The Cloakmaster pushed himself off the deck as flaming shards fell around him. He covered his head with the Cloak of the First Pilot and rushed to Djan’s side as smaller explosions shuddered around them. He knocked away tiny embers of wood that were sparkling near Djan, and he reached down to help the half-elf pull Corontea away from the flames and to safety.
“She was crushed under a beam,” Djan said. He turned to stare at the Julia’s blackened remains.
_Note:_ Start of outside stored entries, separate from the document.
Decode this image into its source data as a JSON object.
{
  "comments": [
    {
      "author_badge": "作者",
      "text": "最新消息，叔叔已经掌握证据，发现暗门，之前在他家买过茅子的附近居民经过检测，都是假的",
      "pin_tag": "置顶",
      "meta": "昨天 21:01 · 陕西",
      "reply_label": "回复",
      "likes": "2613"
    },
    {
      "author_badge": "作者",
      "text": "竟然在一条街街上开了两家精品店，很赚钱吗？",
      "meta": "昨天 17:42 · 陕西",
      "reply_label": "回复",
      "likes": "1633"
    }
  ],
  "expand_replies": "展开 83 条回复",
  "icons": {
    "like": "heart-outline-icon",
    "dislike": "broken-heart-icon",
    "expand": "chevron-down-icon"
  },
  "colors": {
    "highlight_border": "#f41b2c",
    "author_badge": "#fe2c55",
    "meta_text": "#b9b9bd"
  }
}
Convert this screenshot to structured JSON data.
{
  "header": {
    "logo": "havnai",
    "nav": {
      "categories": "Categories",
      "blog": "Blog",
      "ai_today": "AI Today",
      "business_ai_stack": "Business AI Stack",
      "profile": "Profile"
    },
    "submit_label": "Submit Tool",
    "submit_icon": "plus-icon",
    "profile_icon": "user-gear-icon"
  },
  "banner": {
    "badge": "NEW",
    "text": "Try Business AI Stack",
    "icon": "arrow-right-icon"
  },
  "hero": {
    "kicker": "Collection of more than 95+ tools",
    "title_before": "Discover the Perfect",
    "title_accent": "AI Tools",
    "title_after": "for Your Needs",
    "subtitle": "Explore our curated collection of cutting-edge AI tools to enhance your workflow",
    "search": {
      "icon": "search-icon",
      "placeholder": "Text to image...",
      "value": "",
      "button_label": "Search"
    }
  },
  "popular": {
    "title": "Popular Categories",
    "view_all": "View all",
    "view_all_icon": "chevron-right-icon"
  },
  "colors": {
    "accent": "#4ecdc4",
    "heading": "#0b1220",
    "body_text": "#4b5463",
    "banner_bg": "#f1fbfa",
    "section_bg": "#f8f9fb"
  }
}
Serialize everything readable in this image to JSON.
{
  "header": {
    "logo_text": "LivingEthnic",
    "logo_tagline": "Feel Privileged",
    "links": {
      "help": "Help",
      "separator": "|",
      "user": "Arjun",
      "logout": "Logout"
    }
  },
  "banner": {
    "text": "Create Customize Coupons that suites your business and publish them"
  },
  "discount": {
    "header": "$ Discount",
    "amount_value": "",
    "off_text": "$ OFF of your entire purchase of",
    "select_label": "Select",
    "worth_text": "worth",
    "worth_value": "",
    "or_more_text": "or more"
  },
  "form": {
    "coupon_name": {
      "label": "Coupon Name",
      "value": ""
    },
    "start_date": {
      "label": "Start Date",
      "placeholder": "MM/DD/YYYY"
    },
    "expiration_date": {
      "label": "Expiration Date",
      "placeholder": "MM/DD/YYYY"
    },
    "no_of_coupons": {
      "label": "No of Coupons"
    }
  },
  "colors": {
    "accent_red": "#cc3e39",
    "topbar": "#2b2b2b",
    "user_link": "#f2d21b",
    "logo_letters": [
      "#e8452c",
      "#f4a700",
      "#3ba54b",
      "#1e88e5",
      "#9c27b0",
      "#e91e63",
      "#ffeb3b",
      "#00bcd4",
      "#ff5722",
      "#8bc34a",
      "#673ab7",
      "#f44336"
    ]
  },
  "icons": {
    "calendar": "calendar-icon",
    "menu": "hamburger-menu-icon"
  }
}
The back of his gray clothes were scorched and black. “I – I couldn’t reach anyone else,” he said, panting. He shook his head as though to clear it, but he sagged down onto the deck, and his voice became barely a whisper. “They’re all trapped in there.”
“Djan, don’t —”
But the half-elf’s eyes rolled up, and Djan fell into oblivion.
Teldin placed his fingers upon Djan’s neck. Good – there was still a pulse. He looked up. He could sti
ll make it over to the crash and tear through the wreckage to find the others – there were thirteen other crewmen trapped under thirty-or-so tons of debris. He stood and had time to take just a single step, then he pulled up short at the shrill cry of hatred that emanated behind him, like the chilling howl of a hungry war wolf.
He spun abruptly. His eyes widened in sudden fear, and he reached for the sword hanging at his waist.
He cried out, “By the gods!”
But an adequate defense was too late. The neogi that had crept up behind him, held tight in the arms of its enslaved umber hulk, screamed an ululating cry of death at the Cloakmaster. The misshapen umber hulk, its mandibles clacking in rage, raised its broadsword high above its head and swiftly brought it down, straight down toward the Cloakmaster’s skull.
Chapter Two
“... The few scrolls and books that remain from the beginning show that the survivors who sailed the Wanderer were far different from the barbarians I must share the Spelljammer with today. The early sailors cherished life, cherished diversity, and wished for no better life than to explore and bring peace to all peoples.
“Today the populace lives in fear of unhumans and even their human brethren, and peace is a forgotten word, replaced by the lust for power and the fear that a particular way of life will be threatened from without....”
Corac, Grandson of Erbur, warrior of Mosabor;
reign of Rygosa
The citadel laid out upon the Spelljammer’s broad back rose raggedly at the end of a long landing field, which lay at the ship’s bow. The fore buildings held primarily the Spelljammer’s human population and were devoted to the ship’s politics and social functions. Aft, in the wide shadow of the Spelljammer’s great tail, most of the ship’s unhumans had formed their individual communities: beholders, illithids, dwarves, goblins, ogres, and dracons. Also aft were the buildings of the Long Fangs and the Tenth Pit, dark dens reserved for the foulest sailors upon the Rainbow Ocean.